Design for Nuclear Power Generation complex, Chongqing, China
Like it or not, nuclear days are almost certainly here again, thanks to a combination of climate change, dwindling oil and gas reserves, and dawdling renewable energy policies. Last month, France’s EDF Group staged a £12.5bn takeover of British Energy, which operates the UK’s eight nuclear power plants. With the government’s blessing, EDF has pledged to build at least four more, most likely including one at Sizewell and another at Hinkley Point, Somerset.
The political lines on these issues are clearly drawn, but nuclear power stations pose some tricky questions in design terms.

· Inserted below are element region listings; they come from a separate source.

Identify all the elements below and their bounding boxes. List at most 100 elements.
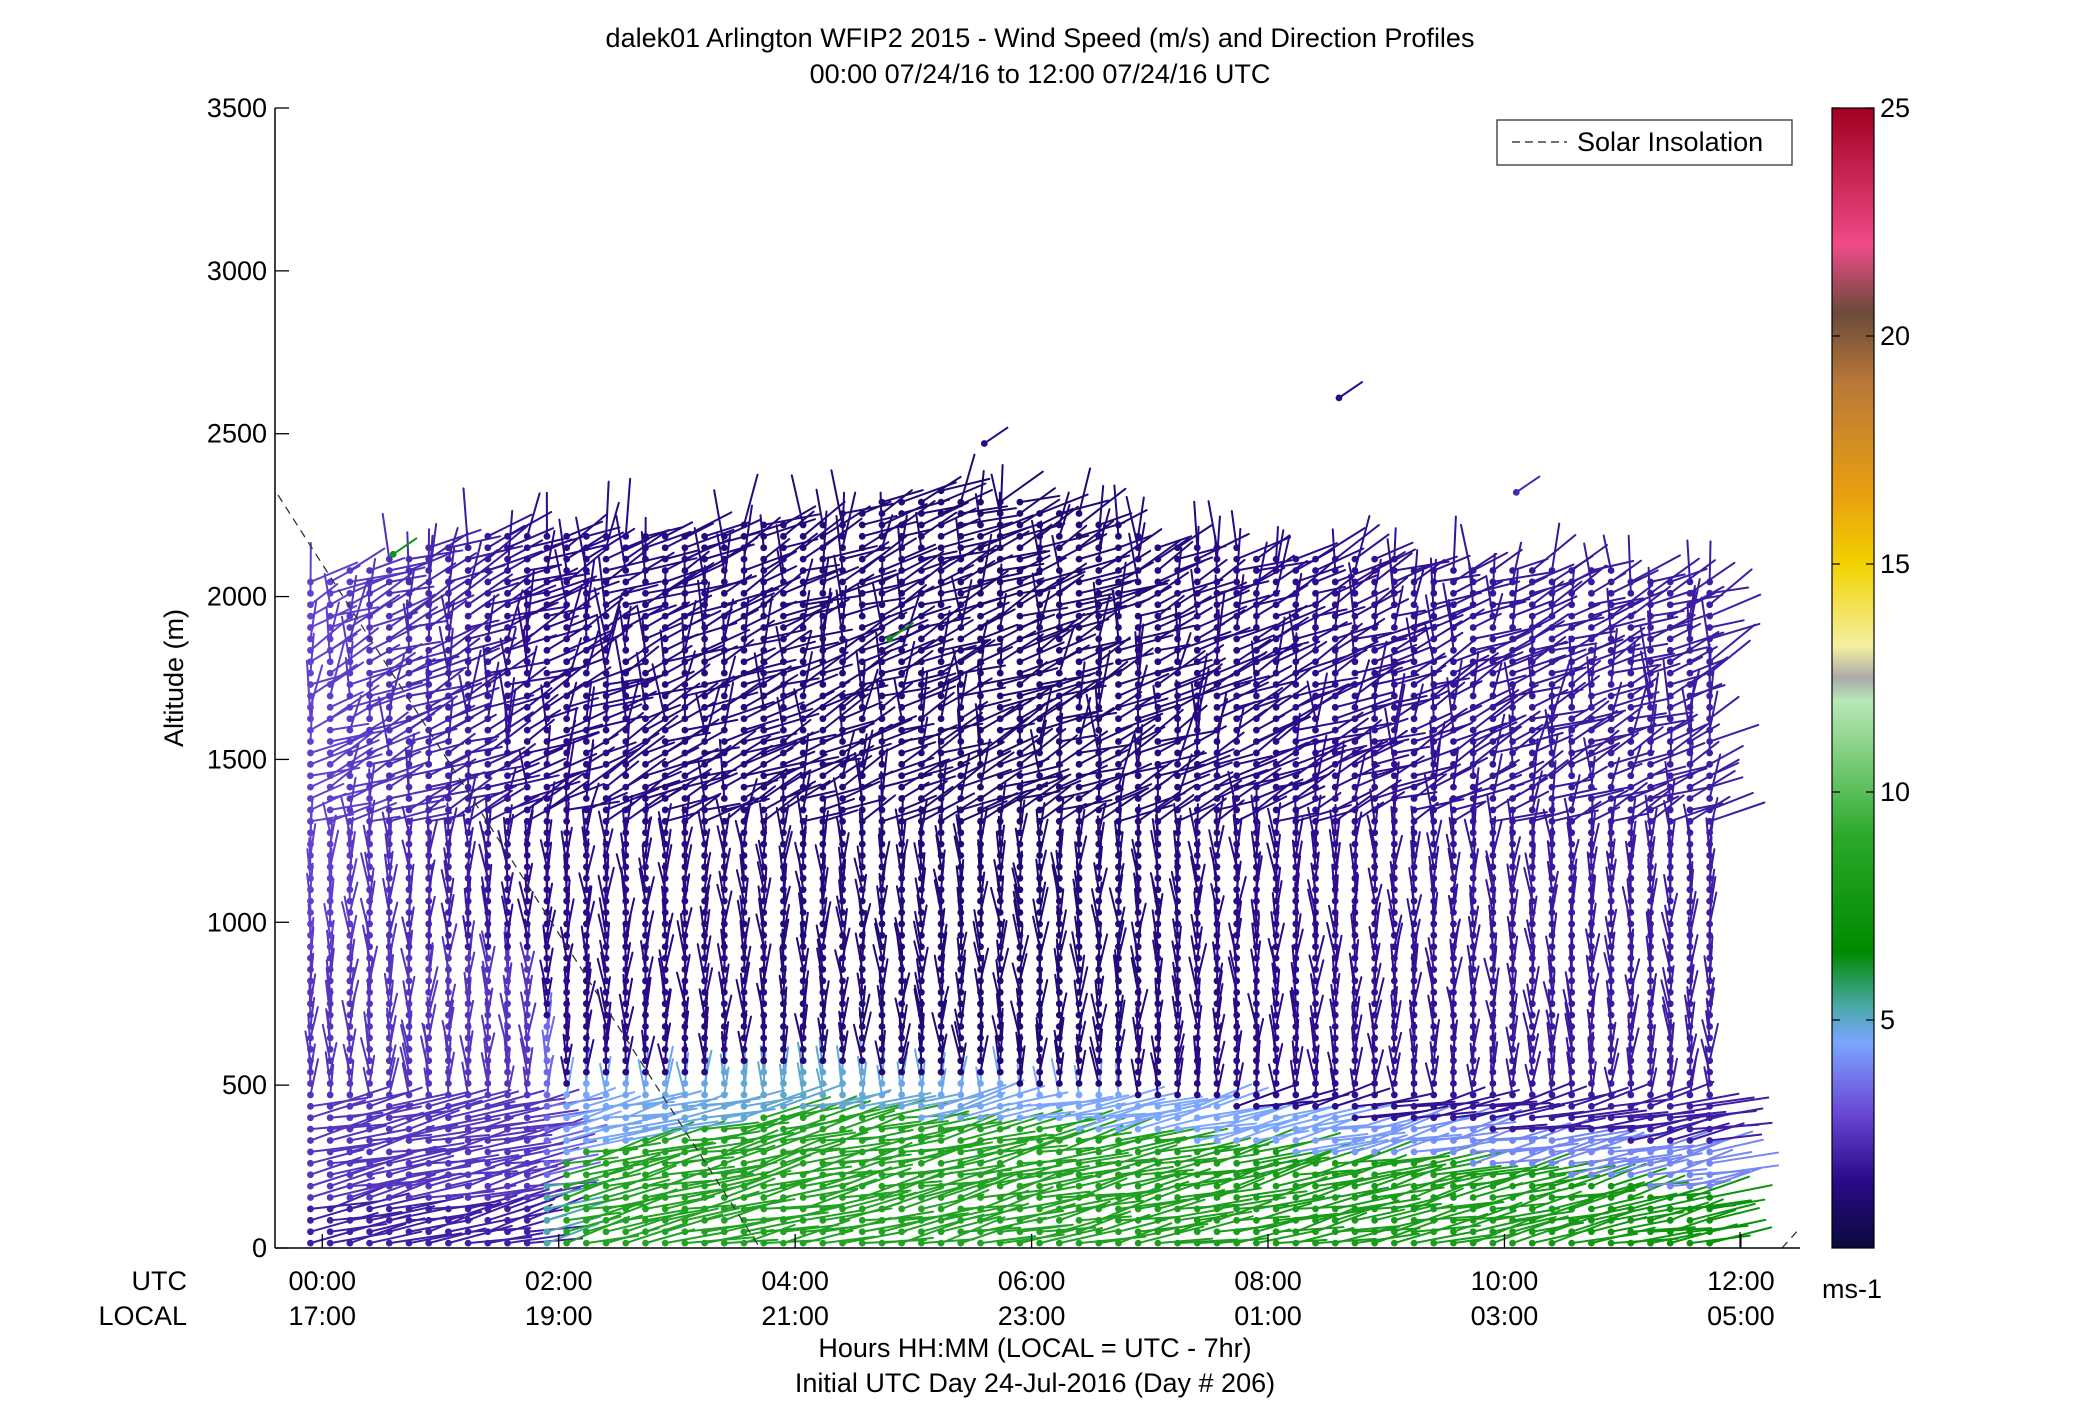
x-tick-label-local: 23:00 [998,1301,1066,1331]
wind-barb [420,1035,433,1076]
wind-barb [346,640,354,677]
wind-barb [425,798,433,837]
x-tick-label-utc: 12:00 [1707,1266,1775,1296]
x-tick-label-utc: 00:00 [288,1266,356,1296]
wind-barb [307,1200,379,1213]
wind-barb [425,819,438,859]
y-tick-label: 500 [222,1070,267,1100]
wind-barb [307,1016,314,1053]
wind-barb [366,945,379,985]
wind-barb [438,626,452,677]
wind-barb [445,1089,512,1110]
wind-barb [385,1057,400,1099]
wind-barb [445,702,492,723]
x-tick-label-local: 05:00 [1707,1301,1775,1331]
wind-barb [405,1182,473,1201]
wind-barb [441,935,452,973]
wind-barb [425,966,439,1008]
wind-barb [445,758,477,780]
wind-barb [346,1103,410,1133]
wind-barb [445,1051,455,1087]
wind-barb [383,972,393,1008]
wind-barb [405,906,415,939]
wind-barbs [304,381,1780,1247]
wind-barb [405,1130,472,1144]
wind-barb [346,1192,410,1213]
wind-barb [307,782,345,802]
wind-barb [359,897,373,939]
wind-barb [382,877,393,916]
wind-barb [362,824,373,859]
wind-barb [425,895,436,928]
wind-barb [385,643,423,666]
colorbar-tick-label: 10 [1880,777,1910,807]
wind-barb [346,938,356,973]
wind-barb [405,1109,460,1133]
wind-barb [425,1099,483,1122]
y-tick-label: 3000 [207,256,267,286]
wind-barb [443,817,452,859]
wind-barb [385,640,442,654]
wind-barb [366,763,376,802]
wind-barb [385,954,395,996]
wind-barb [385,931,393,973]
x-tick-label-utc: 04:00 [761,1266,829,1296]
wind-barb [326,788,369,802]
wind-barb [326,690,364,711]
wind-barb [366,867,375,905]
wind-barb [326,601,340,643]
y-tick-label: 1500 [207,744,267,774]
wind-barb [425,647,433,688]
wind-barb [307,1058,320,1099]
wind-barb [363,1011,373,1053]
wind-barb [366,1105,423,1122]
wind-barb [326,1063,335,1099]
wind-barb [385,574,427,586]
wind-barb [425,1211,483,1224]
wind-barb [326,829,340,871]
x-tick-label-local: 21:00 [761,1301,829,1331]
y-axis-label: Altitude (m) [159,609,189,747]
y-tick-label: 2000 [207,582,267,612]
wind-barb [384,833,393,871]
wind-barb [405,863,415,905]
x-tick-label-utc: 08:00 [1234,1266,1302,1296]
wind-barb [381,811,393,848]
wind-barb [385,1176,442,1190]
wind-barb [401,1062,413,1099]
wind-barb [346,1028,357,1065]
wind-barb [326,1085,393,1110]
wind-barb [307,664,324,711]
wind-barb [304,1030,314,1065]
wind-barb [401,839,413,871]
wind-barb [421,1022,433,1053]
colorbar-tick-label: 5 [1880,1005,1895,1035]
wind-barb [323,572,334,609]
wind-barb [402,980,413,1019]
wind-barb [326,730,383,745]
wind-barb [326,878,335,916]
wind-barb [445,1117,501,1133]
chart-title: dalek01 Arlington WFIP2 2015 - Wind Spee… [606,23,1475,53]
utc-row-label: UTC [132,1266,188,1296]
wind-barb [445,764,454,802]
wind-barb [405,695,458,734]
wind-barb [346,1059,355,1099]
wind-barb [326,1223,388,1236]
wind-barb [425,979,439,1019]
y-tick-label: 1000 [207,907,267,937]
wind-barb [346,1128,410,1144]
wind-barb [405,1090,470,1110]
wind-barb [346,914,358,951]
wind-barb [341,999,354,1042]
wind-barb [346,739,380,757]
wind-barb [307,797,314,837]
wind-barb [326,934,335,973]
wind-barb [324,1051,334,1087]
wind-barb [400,1019,413,1053]
wind-barb [405,649,450,666]
wind-barb [323,902,334,939]
wind-barb [445,1153,500,1167]
wind-barb [440,869,452,905]
wind-barb [405,762,467,780]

For one thing, they must be sited in remote coastal locations, like Sizewell – not just to ensure minimal vaporisation of the population in the event of an accident, but also because stations need access to sea water, the primary coolant in modern designs. As such, most of Britain’s nuclear power stations are smack-bang next to nature reserves or national parks, the last places you’d want to find them. It’s hard to think of any other type of building that is allowed to occupy such sites, let alone without stringent aesthetic guidelines.

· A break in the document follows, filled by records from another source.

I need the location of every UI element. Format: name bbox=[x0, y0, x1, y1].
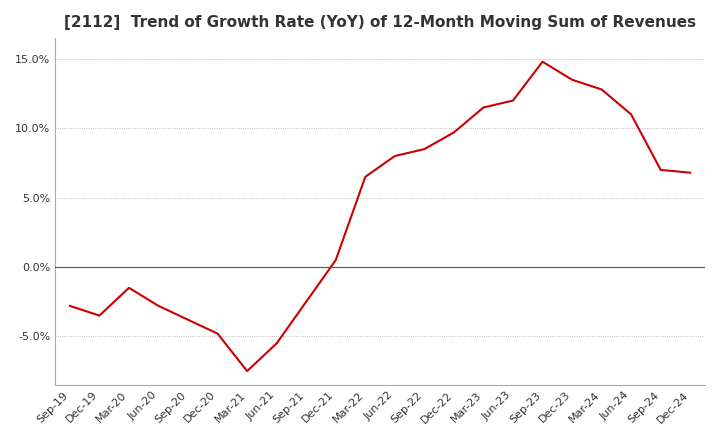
Title: [2112]  Trend of Growth Rate (YoY) of 12-Month Moving Sum of Revenues: [2112] Trend of Growth Rate (YoY) of 12-… bbox=[64, 15, 696, 30]
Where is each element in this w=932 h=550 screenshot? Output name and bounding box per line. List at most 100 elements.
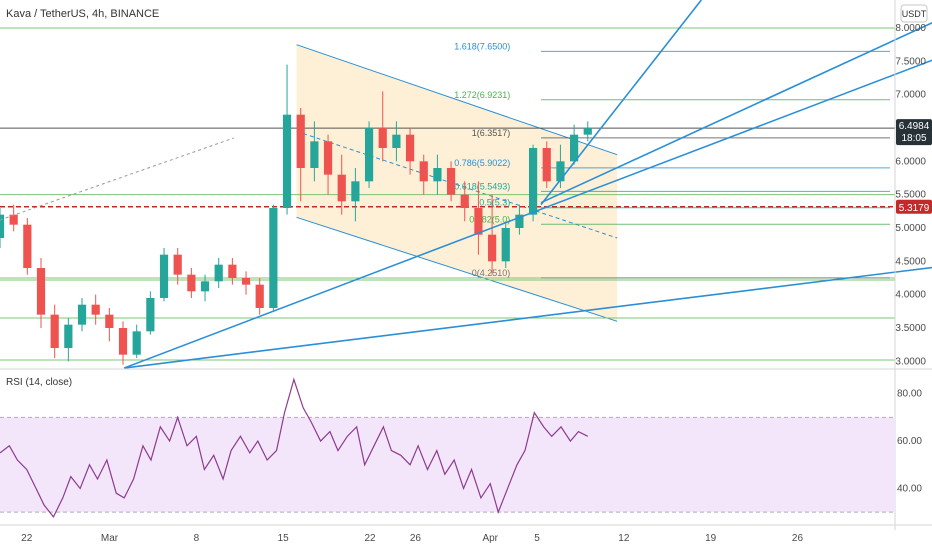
channel-fill — [296, 44, 618, 322]
time-tick-label: 15 — [278, 533, 290, 544]
price-tick-label: 5.5000 — [895, 190, 926, 201]
candle-body — [23, 224, 32, 268]
channel-lower-line — [296, 216, 618, 322]
candle-body — [282, 114, 292, 208]
price-tick-label: 4.5000 — [895, 256, 926, 267]
candle-body — [105, 314, 114, 328]
trendlines — [0, 0, 932, 369]
price-tick-label: 6.0000 — [895, 156, 926, 167]
price-tick-label: 4.0000 — [895, 290, 926, 301]
fib-label-1.618: 1.618(7.6500) — [454, 41, 510, 51]
price-tick-label: 5.0000 — [895, 223, 926, 234]
rsi-tick-label: 80.00 — [897, 389, 922, 400]
currency-badge[interactable]: USDT — [902, 9, 927, 19]
price-tick-label: 7.0000 — [895, 90, 926, 101]
channel-upper-line — [296, 44, 618, 156]
candle-body — [460, 194, 469, 208]
fib-levels: 0(4.2510) 0.382(5.0) 0.5(5.3) 0.618(5.5493)… — [454, 41, 890, 279]
price-axis[interactable]: 8.00007.50007.00006.50006.00005.50005.00… — [895, 23, 926, 367]
candle-body — [228, 264, 237, 278]
time-axis[interactable]: 22 Mar 8 15 22 26 Apr 5 12 19 26 — [21, 533, 803, 544]
candle-body — [64, 324, 73, 348]
trendline-0 — [123, 59, 932, 369]
candle-body — [419, 161, 428, 182]
rsi-tick-label: 60.00 — [897, 436, 922, 447]
candle-body — [501, 228, 510, 262]
trendline-3 — [540, 0, 702, 206]
currency-badge-box[interactable] — [900, 4, 928, 23]
candle-body — [200, 281, 210, 292]
current-price-value: 6.4984 — [899, 121, 930, 132]
candle-body — [118, 328, 128, 355]
bar-countdown: 18:05 — [901, 133, 926, 144]
key-level-value: 5.3179 — [899, 203, 930, 214]
price-tick-label: 8.0000 — [895, 23, 926, 34]
chart-title: Kava / TetherUS, 4h, BINANCE — [6, 8, 159, 20]
trendline-1 — [124, 266, 932, 369]
candle-body — [132, 331, 141, 355]
candles — [0, 64, 592, 365]
fib-label-1: 1(6.3517) — [472, 128, 511, 138]
rsi-band — [0, 417, 895, 513]
channel-mid-line — [296, 130, 618, 239]
candle-body — [296, 114, 305, 168]
price-tick-label: 3.5000 — [895, 323, 926, 334]
rsi-axis[interactable]: 80.00 60.00 40.00 — [897, 389, 922, 495]
time-tick-label: 22 — [364, 533, 376, 544]
fib-label-0.5: 0.5(5.3) — [479, 198, 510, 208]
candle-body — [528, 148, 538, 215]
time-tick-label: 26 — [792, 533, 804, 544]
candle-body — [364, 128, 374, 182]
rsi-pane[interactable] — [0, 377, 895, 519]
time-tick-label: 22 — [21, 533, 33, 544]
rsi-tick-label: 40.00 — [897, 483, 922, 494]
fib-label-0.382: 0.382(5.0) — [469, 214, 510, 224]
candle-body — [433, 168, 442, 182]
fib-label-0.618: 0.618(5.5493) — [454, 181, 510, 191]
channel — [296, 44, 618, 322]
candle-body — [556, 161, 565, 182]
candle-body — [569, 134, 579, 162]
candle-body — [50, 314, 59, 348]
candle-body — [9, 214, 18, 225]
time-tick-label: Apr — [482, 533, 498, 544]
candle-body — [241, 278, 251, 285]
candle-body — [405, 134, 415, 162]
candle-body — [583, 128, 592, 135]
candle-body — [187, 274, 196, 292]
candle-body — [351, 181, 360, 202]
trendline-2 — [540, 22, 932, 204]
price-pane[interactable]: 0(4.2510) 0.382(5.0) 0.5(5.3) 0.618(5.5493)… — [0, 0, 932, 369]
fib-label-1.272: 1.272(6.9231) — [454, 90, 510, 100]
price-tick-label: 7.5000 — [895, 56, 926, 67]
candle-body — [77, 304, 87, 325]
candle-body — [378, 128, 387, 148]
candle-body — [323, 141, 333, 175]
candle-body — [542, 148, 551, 182]
rsi-line — [0, 377, 589, 519]
time-tick-label: Mar — [101, 533, 119, 544]
time-tick-label: 19 — [705, 533, 717, 544]
current-price-badge: 6.4984 18:05 — [896, 119, 932, 146]
fib-label-0.786: 0.786(5.9022) — [454, 158, 510, 168]
rsi-label: RSI (14, close) — [6, 377, 72, 388]
candle-body — [310, 141, 319, 168]
trendline-4 — [0, 137, 234, 221]
fib-label-0: 0(4.2510) — [472, 268, 511, 278]
time-tick-label: 8 — [194, 533, 200, 544]
candle-body — [159, 254, 169, 298]
candle-body — [91, 304, 100, 315]
key-level-badge: 5.3179 — [896, 199, 932, 214]
candle-body — [474, 208, 483, 235]
candle-body — [255, 284, 264, 308]
candle-body — [487, 234, 497, 262]
candle-body — [0, 214, 5, 238]
candle-body — [214, 264, 223, 282]
time-tick-label: 26 — [410, 533, 422, 544]
candle-body — [337, 174, 346, 202]
time-tick-label: 12 — [618, 533, 630, 544]
time-tick-label: 5 — [534, 533, 540, 544]
candle-body — [146, 298, 155, 332]
candle-body — [446, 168, 456, 195]
candle-body — [173, 254, 182, 275]
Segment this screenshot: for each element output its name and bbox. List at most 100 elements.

Today’s architects face a dilemma. Should they play a role in making these facilities look more palatable, or decline to get involved on ethical grounds? Even for pro-nuclear architects, these are not the kind of projects that look good in the portfolio, especially when you’re pitching to build, say, a nice green low-energy school. But to avoid the issue could be self-defeating – effectively arguing that they should look ugly, because to make them look nice would be a tacit admission of approval. If we do have to have new nuclear power stations in the landscape, shouldn’t we try to make them acceptable aesthetically, even if they’re not politically?
My impulsive reaction is – what sort of ninny has deep problems discussing this?
The politics are the easy bit. How do you choose your clients? Presuming they’re looking for you in the first place. After that, the engineering constraints, setting and use govern what is possible.
Everything else is petty-bourgeois psychologizing at best, neurotic navel-gazing.
The article is readable, considered within context, an exercise that doesn’t exist outside the EU.